Cela fait suite à la sortie de Gérald Savard, préfet de la MRC du Fjord-du-Saguenay, qui a déclaré dans les médias soutenir le projet tout en interpellant le Premier ministre du Québec pour qu’il s’assure que le projet voit bien le jour à Grande-Anse.

Comme si ce n’était pas assez, Marc Bouchard, chef par intérim de l’Équipe du renouveau démocratique (ERD) et conseiller désigné du parti, a lui aussi lancé son appui par voie de communiqué en suppliant les membres du conseil de ville « de tout mettre en oeuvre pour que ce projet de 1,1 milliard de dollars puisse voir le jour et que son usine de transformation soit érigée sur le site de Port Saguenay » (8). 

Mais à part l’endroit où devrait avoir lieu le projet, le consensus est total chez la classe politique locale. C’est le capitalisme extractivisme version turbo qu’ils et elles aimeraient instaurer au Saguenay-Lac-St-Jean sur le Nitassinan.

L’État, un pilier dans l’économie extractiviste 

Les différents paliers de gouvernements jouent un rôle majeur dans l’extractivisme et ils viennent en aide aux multinationales de diverses manières. D’abord en les finançant directement via des prêts d’argent ou en construisant, avec l’aide des deniers publics, des infrastructures pour les compagnies privées. Au Québec, cela se traduit, entre autres, par la construction de routes, de lignes hydroélectriques, d’aqueducs (branchement des usines à l’eau de la ville), etc. (9).

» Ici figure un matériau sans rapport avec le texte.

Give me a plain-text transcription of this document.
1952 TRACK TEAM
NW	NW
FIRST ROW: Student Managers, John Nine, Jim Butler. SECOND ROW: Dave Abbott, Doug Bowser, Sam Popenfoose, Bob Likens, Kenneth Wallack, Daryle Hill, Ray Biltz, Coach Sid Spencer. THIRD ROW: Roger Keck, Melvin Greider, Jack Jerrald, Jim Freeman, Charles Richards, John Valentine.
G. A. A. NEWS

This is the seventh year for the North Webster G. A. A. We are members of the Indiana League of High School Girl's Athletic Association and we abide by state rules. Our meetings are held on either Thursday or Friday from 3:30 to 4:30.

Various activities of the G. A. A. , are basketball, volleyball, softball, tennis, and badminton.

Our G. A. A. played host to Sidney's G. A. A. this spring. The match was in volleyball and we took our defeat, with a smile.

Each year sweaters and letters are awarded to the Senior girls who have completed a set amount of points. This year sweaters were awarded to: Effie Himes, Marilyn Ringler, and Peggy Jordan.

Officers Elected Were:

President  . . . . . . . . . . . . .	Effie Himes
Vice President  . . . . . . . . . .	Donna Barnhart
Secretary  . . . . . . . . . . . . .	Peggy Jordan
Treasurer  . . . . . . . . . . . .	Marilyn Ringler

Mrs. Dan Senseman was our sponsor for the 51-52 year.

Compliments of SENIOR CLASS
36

L’État vient aussi en aide aux multinationales en mettant en place des lois qui font la part belle à l’extractivisme. Voter des lois  ou en enlever, de manière à favoriser le plus possible les compagnies extractivistes. L’État vient aussi en aide aux multinationales en mettant en place des lois qui font la part belle à l’extractivisme. Voter des lois  ou en enlever, de manière à favoriser le plus possible les compagnies extractivistes. Ainsi, le Canada est le pays où le plus de minières sont enregistrées puisque la loi canadienne leur est très favorable (10). En s’établissant au pays de l’unifolié, les minières savent qu’elles ne seront pas importunées par la justice et elles auront le champ libre pour exploiter les territoires (très majoritairement du Sud) et les populations qui y vivent. Ensuite, une fois les ressources pillées, c’est bien souvent le gouvernement qui doit payer pour nettoyer et décontaminer les sites exploités. Au Québec, ce genre de scénario se compte par milliers (11). Finalement, comme c’est le cas pour Métaux BlackRock, quand les multinationales sombrent et n’arrivent pas à mener à termes leur projet, il y a toujours le gouvernement pour venir injecter de l’argent public pour les financer ou les racheter et éviter, pendant un temps, le naufrage.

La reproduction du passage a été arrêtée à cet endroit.